JACKSON, Miss. (AP) — Attorneys have until next week to submit arguments in a legal dispute about school funding initiatives on the November ballot.
The Mississippi Supreme Court on Friday set an April 24 deadline for attorneys to file briefs about whether justices should hear an appeal from legislative leaders.
The citizen-led Initiative 42 would require lawmakers to fund "an adequate and efficient system of free public schools," and it provides that people could appeal to court if funding falls short.
The Republican-led Legislature put an alternative, Initiative 42-A, on the ballot. It originally said lawmakers must fund "an effective system of free public schools."

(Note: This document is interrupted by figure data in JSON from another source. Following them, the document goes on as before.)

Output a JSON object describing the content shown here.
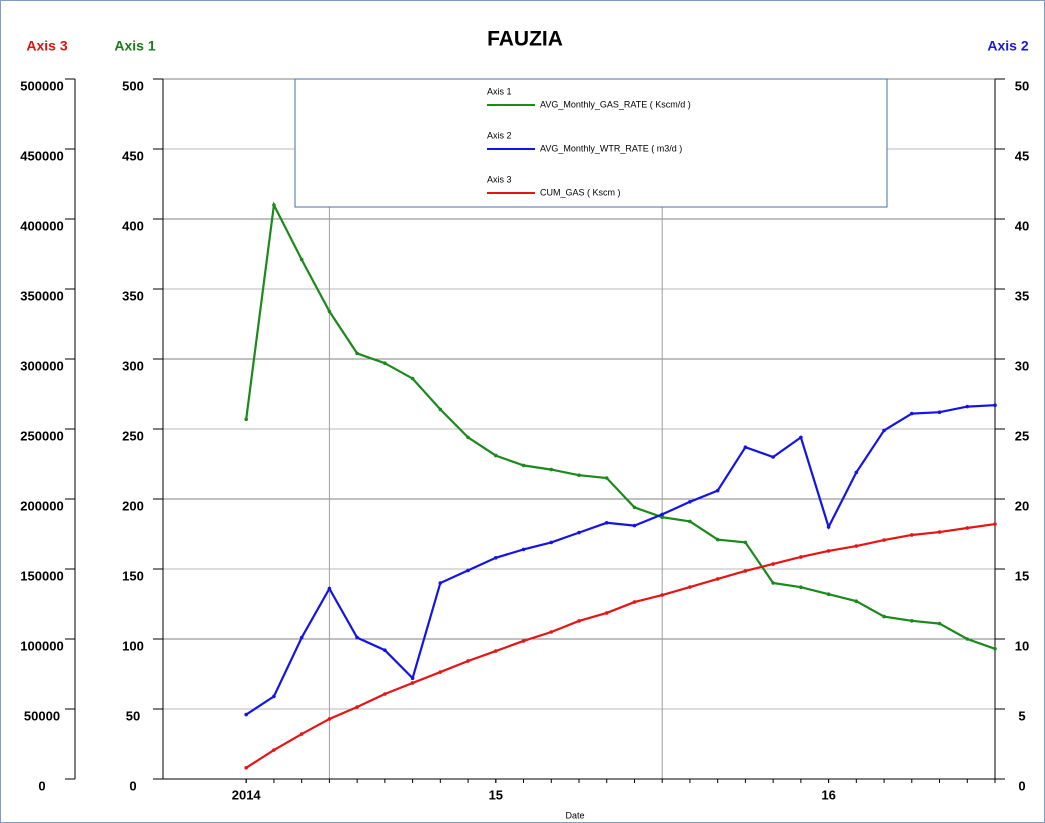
{
  "chart_data": {
    "type": "line",
    "title": "FAUZIA",
    "x_label": "Date",
    "x": [
      2014.75,
      2014.8333,
      2014.9167,
      2015,
      2015.0833,
      2015.1667,
      2015.25,
      2015.3333,
      2015.4167,
      2015.5,
      2015.5833,
      2015.6667,
      2015.75,
      2015.8333,
      2015.9167,
      2016,
      2016.0833,
      2016.1667,
      2016.25,
      2016.3333,
      2016.4167,
      2016.5,
      2016.5833,
      2016.6667,
      2016.75,
      2016.8333,
      2016.9167,
      2017
    ],
    "xlim": [
      2014.5,
      2017
    ],
    "xticks": [
      {
        "value": 2014.75,
        "label": "2014"
      },
      {
        "value": 2015.5,
        "label": "15"
      },
      {
        "value": 2016.5,
        "label": "16"
      }
    ],
    "xgrid": [
      2015,
      2016
    ],
    "grid": true,
    "y_label": "Axis 1",
    "y_color": "#1a7a1a",
    "ylim": [
      0,
      500
    ],
    "yticks": [
      0,
      50,
      100,
      150,
      200,
      250,
      300,
      350,
      400,
      450,
      500
    ],
    "y2_label": "Axis 2",
    "y2_color": "#1a1ad6",
    "y2lim": [
      0,
      50
    ],
    "y2ticks": [
      0,
      5,
      10,
      15,
      20,
      25,
      30,
      35,
      40,
      45,
      50
    ],
    "y3_label": "Axis 3",
    "y3_color": "#e01010",
    "y3lim": [
      0,
      500000
    ],
    "y3ticks": [
      0,
      50000,
      100000,
      150000,
      200000,
      250000,
      300000,
      350000,
      400000,
      450000,
      500000
    ],
    "series": [
      {
        "name": "AVG_Monthly_GAS_RATE ( Kscm/d )",
        "color": "#1a8a1a",
        "axis": "y",
        "values": [
          257,
          410,
          371,
          334,
          304,
          297,
          286,
          264,
          244,
          231,
          224,
          221,
          217,
          215,
          194,
          187,
          184,
          171,
          169,
          140,
          137,
          132,
          127,
          116,
          113,
          111,
          100,
          93
        ]
      },
      {
        "name": "AVG_Monthly_WTR_RATE ( m3/d )",
        "color": "#1414e6",
        "axis": "y2",
        "values": [
          4.6,
          5.9,
          10.1,
          13.6,
          10.1,
          9.2,
          7.2,
          14.0,
          14.9,
          15.8,
          16.4,
          16.9,
          17.6,
          18.3,
          18.1,
          18.9,
          19.8,
          20.6,
          23.7,
          23.0,
          24.4,
          18.0,
          21.9,
          24.9,
          26.1,
          26.2,
          26.6,
          26.7
        ]
      },
      {
        "name": "CUM_GAS ( Kscm )",
        "color": "#e61414",
        "axis": "y3",
        "values": [
          8000,
          20700,
          32100,
          42900,
          51400,
          60700,
          68600,
          76400,
          84300,
          91400,
          98600,
          105000,
          112900,
          118600,
          126400,
          131400,
          137100,
          142900,
          148600,
          153600,
          158600,
          162900,
          166400,
          170700,
          174300,
          176400,
          179300,
          182100
        ]
      }
    ]
  }
}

On April 2, Hinds County Circuit Judge Winston Kidd rewrote the title of 42-A to say the Legislature should fund "effective public schools" but to specify there would be no court appeal if lawmakers don't fulfill the financial obligation.

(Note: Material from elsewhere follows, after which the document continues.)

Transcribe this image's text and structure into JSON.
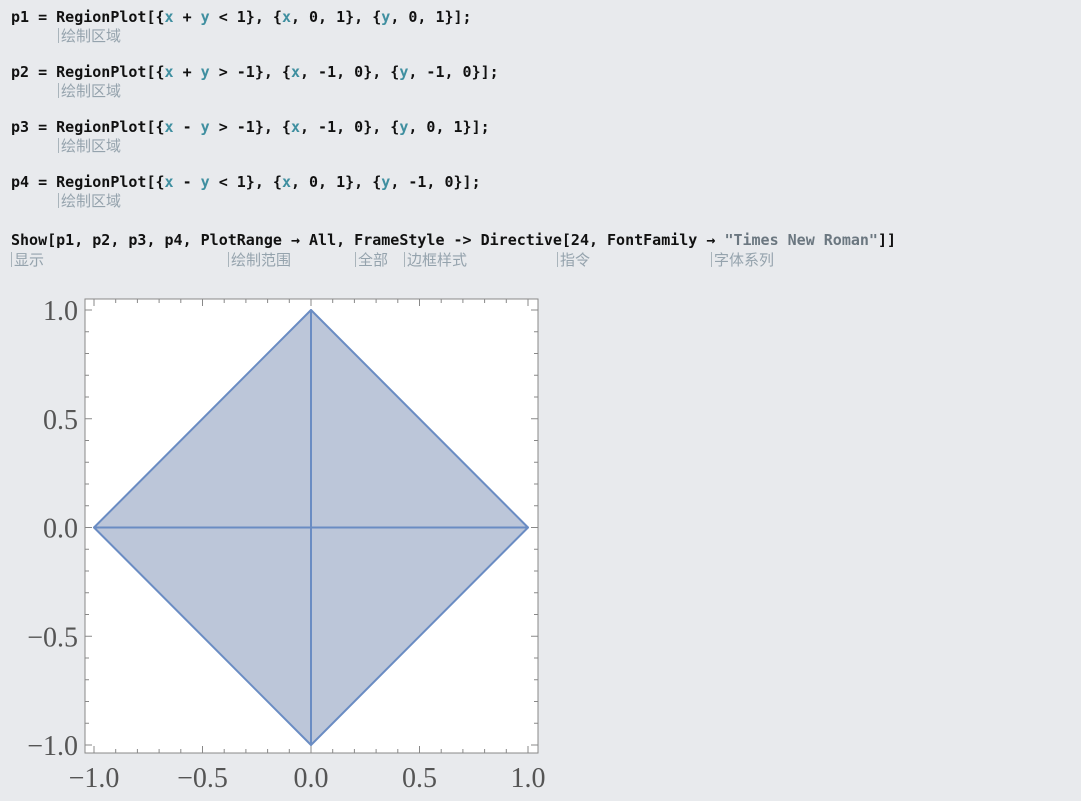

A ballot title is the short description of an initiative that people will see when they vote. The titles for 42 and 42-A were both originally written by the state attorney general's office.
Lt. Gov. Tate Reeves and House Speaker Philip Gunn on Thursday asked the Supreme Court to reject Kidd's decision. They said Kidd overstepped his constitutional authority by rewriting the attorney general's work.
However, it's not clear whether Reeves and Gunn have legal standing to ask the Supreme Court to get involved because state law does not specify that people can appeal a circuit judge's decision to rewrite the ballot title for an initiative.
Kidd became involved in the case after an Oxford mother with children in public school, Adrian Shipman, filed a lawsuit in late March asking him to rewrite the title for 42-A. Shipman said voters could become confused between the ballot titles of the two proposals because they were similarly worded.
The Mississippi Adequate Education Program is a budget formula designed to give schools enough money to meet midlevel academic standards. Legislators have fully funded the formula only two years since it was put into law in 1997.